ANYONE FOR COKE?" EMMA ASKS.
"Pepsi!" they all shout.
"Pepsi," says Emma, chastened.
This is the one part of my interview that they try to censor. "Please don't write that," Victoria beseeches. She grabs my tape recorder and tries to rewind it. They have a big Pepsi sponsorship deal, and they have messed up before.
"Pepsi, Pepsi, Pepsi, Pepsi, Pepsi, Pepsi," says Emma, as though she can redress the balance through product-loyal repetition. The first full Spice Girls concert will be a Pepsi event: There is a competition to fly people around the world to Istanbul, Turkey. American pepsi has still not confirmed whether they will join the deal.
"I'd like to meet President Clinton," Geri announces.
I ask them whether Hillary has girl power.
"Who's Hillary?" asks Mel B.
"Oh, who gives a f#@k?" says Mel C. "I mean, about the Clintons. Who gives a f#@k?"
"Who gives a f#@k?" echoes Victoria. "But has he got any sons?"
Mel B shoots bubbles from a gun. "He loves me, he loves me not, he loves me, he loves me not, HE LOVES ME!" she screams.

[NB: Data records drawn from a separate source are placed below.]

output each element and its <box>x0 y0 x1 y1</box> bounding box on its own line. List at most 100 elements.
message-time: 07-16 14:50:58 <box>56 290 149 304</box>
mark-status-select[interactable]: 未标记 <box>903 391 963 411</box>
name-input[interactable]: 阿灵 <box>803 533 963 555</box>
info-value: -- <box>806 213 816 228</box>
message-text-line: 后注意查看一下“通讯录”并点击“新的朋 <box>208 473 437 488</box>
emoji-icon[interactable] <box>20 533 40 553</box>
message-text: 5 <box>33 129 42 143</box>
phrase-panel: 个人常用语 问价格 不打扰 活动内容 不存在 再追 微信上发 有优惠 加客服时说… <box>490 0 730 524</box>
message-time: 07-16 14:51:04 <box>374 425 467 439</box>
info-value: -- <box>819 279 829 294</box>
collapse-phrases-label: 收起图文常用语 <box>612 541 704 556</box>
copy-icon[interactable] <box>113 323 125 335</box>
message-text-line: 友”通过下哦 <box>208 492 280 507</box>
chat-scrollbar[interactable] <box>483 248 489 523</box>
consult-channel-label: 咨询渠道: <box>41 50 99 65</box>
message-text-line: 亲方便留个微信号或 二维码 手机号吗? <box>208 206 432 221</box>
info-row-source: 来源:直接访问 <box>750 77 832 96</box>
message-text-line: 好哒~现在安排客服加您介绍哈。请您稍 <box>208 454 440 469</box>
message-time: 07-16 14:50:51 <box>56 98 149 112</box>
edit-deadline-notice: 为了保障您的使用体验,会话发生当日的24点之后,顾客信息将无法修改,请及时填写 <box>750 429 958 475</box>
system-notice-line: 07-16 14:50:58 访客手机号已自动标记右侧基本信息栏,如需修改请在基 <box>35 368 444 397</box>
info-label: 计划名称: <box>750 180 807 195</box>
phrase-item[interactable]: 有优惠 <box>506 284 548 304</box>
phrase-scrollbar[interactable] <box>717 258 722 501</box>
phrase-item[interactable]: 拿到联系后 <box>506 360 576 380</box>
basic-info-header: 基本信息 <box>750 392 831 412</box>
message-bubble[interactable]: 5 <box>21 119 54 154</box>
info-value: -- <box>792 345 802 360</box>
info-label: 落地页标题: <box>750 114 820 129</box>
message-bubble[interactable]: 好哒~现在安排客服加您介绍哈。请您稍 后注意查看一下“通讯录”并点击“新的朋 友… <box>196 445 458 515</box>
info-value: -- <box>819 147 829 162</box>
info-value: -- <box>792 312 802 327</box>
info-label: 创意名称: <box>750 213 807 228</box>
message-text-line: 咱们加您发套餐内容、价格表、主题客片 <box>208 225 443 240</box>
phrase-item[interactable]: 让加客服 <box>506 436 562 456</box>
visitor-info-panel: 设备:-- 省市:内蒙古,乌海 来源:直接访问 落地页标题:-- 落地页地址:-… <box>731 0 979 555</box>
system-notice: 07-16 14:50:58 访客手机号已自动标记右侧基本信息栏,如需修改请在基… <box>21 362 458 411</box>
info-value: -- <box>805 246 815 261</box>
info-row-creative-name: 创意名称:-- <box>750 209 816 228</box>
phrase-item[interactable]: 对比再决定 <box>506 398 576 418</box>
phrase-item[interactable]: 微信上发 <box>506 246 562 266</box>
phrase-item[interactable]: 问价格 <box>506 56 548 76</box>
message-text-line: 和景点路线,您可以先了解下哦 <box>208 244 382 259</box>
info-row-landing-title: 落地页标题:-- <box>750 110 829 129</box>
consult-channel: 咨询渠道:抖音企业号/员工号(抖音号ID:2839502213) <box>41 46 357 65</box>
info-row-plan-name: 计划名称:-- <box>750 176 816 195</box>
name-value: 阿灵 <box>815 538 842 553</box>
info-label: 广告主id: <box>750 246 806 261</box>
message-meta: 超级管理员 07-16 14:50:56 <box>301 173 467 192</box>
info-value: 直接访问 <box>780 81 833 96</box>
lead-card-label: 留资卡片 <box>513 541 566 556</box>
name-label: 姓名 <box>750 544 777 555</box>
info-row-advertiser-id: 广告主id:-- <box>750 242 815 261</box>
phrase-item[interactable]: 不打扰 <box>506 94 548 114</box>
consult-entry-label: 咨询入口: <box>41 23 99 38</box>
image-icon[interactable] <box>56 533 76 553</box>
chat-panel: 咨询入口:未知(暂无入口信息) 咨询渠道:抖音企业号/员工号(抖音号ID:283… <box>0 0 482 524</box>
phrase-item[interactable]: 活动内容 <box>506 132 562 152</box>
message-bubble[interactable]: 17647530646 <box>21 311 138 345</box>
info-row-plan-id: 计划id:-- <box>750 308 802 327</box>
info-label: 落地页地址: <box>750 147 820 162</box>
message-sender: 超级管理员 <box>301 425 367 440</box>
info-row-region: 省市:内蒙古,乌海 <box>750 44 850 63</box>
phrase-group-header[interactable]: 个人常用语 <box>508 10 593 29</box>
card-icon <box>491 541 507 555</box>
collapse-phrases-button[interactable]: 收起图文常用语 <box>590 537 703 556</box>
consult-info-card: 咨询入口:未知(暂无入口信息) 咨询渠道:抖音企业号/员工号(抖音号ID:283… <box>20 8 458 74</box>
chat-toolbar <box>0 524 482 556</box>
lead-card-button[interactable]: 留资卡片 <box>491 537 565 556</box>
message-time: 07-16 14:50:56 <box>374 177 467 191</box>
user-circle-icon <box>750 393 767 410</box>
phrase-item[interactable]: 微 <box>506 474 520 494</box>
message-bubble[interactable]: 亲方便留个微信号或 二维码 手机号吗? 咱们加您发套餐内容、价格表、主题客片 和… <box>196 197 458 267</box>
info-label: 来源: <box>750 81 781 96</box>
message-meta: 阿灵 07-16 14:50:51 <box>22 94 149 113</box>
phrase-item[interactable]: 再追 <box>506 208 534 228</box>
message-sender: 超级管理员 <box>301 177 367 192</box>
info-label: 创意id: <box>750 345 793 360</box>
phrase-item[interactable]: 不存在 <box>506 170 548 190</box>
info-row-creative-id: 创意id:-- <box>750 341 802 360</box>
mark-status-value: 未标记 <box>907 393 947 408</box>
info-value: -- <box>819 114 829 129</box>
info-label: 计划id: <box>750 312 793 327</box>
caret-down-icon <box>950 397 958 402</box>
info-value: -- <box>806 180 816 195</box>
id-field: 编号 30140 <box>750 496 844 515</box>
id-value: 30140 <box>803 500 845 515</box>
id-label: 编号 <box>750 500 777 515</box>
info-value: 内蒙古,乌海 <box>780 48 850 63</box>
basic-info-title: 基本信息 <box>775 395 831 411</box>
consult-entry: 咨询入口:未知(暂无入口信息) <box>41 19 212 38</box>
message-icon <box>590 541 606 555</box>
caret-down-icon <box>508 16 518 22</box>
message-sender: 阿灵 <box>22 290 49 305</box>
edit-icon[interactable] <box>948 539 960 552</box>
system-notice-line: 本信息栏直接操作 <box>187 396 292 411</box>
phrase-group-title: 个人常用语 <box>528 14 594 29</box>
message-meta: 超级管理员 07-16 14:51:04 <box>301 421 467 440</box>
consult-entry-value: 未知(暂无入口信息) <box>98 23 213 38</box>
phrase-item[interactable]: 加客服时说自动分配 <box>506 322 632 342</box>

"You know what's the greatest pleasure?" asks Geri. "When you're dying to go for a pee, when you get there and have that pee."
"What's even better," begins Mel C.
"Is when you have a pooh?" suggests Mel B.
"No, when it's freezing cold and your wee's dead warm," says Mel C.
"I don't talk about things like that," says Victoria, with deliberate prissiness.
They begin to throw bread rolls around the room and into the walls.
Mel B has an idea. "Who can do this?" she asks, grabbing the tablecloth.
"I don't think you should do that," warns Victoria.
Geri grabs a piece of tablecloth, too.
"Yeah, go on," says Emma.
There's no way they'll actually pull. It's a large, round table overloaded with food and smart hotel porcelain and glasses and bottles and jugs....
"A-one! A-two!"
They do it. Glass and china smash everywhere. The door crashes open. It's their security guard, who clearly imagines that the Spice Girls are under terrorist attack. The Spice Girls, meanwhile, can't stop laughing. It's too dangerous near the table - all shards of glasses and jagged- edged crockery fragments. So we go and sit in the corner on the floor, like six punished children.
"Haven't you always wanted to do that?" Mel B asks.
I didn't think you'd actually do it, I tell her.
Mel B looks at me, disappointment in her eyes. Maybe, her gaze suggests, she has got me wrong. Maybe I haven't understood that much about the Spice Girls after all. "How," she says, "could you have not thought we were going to do it?"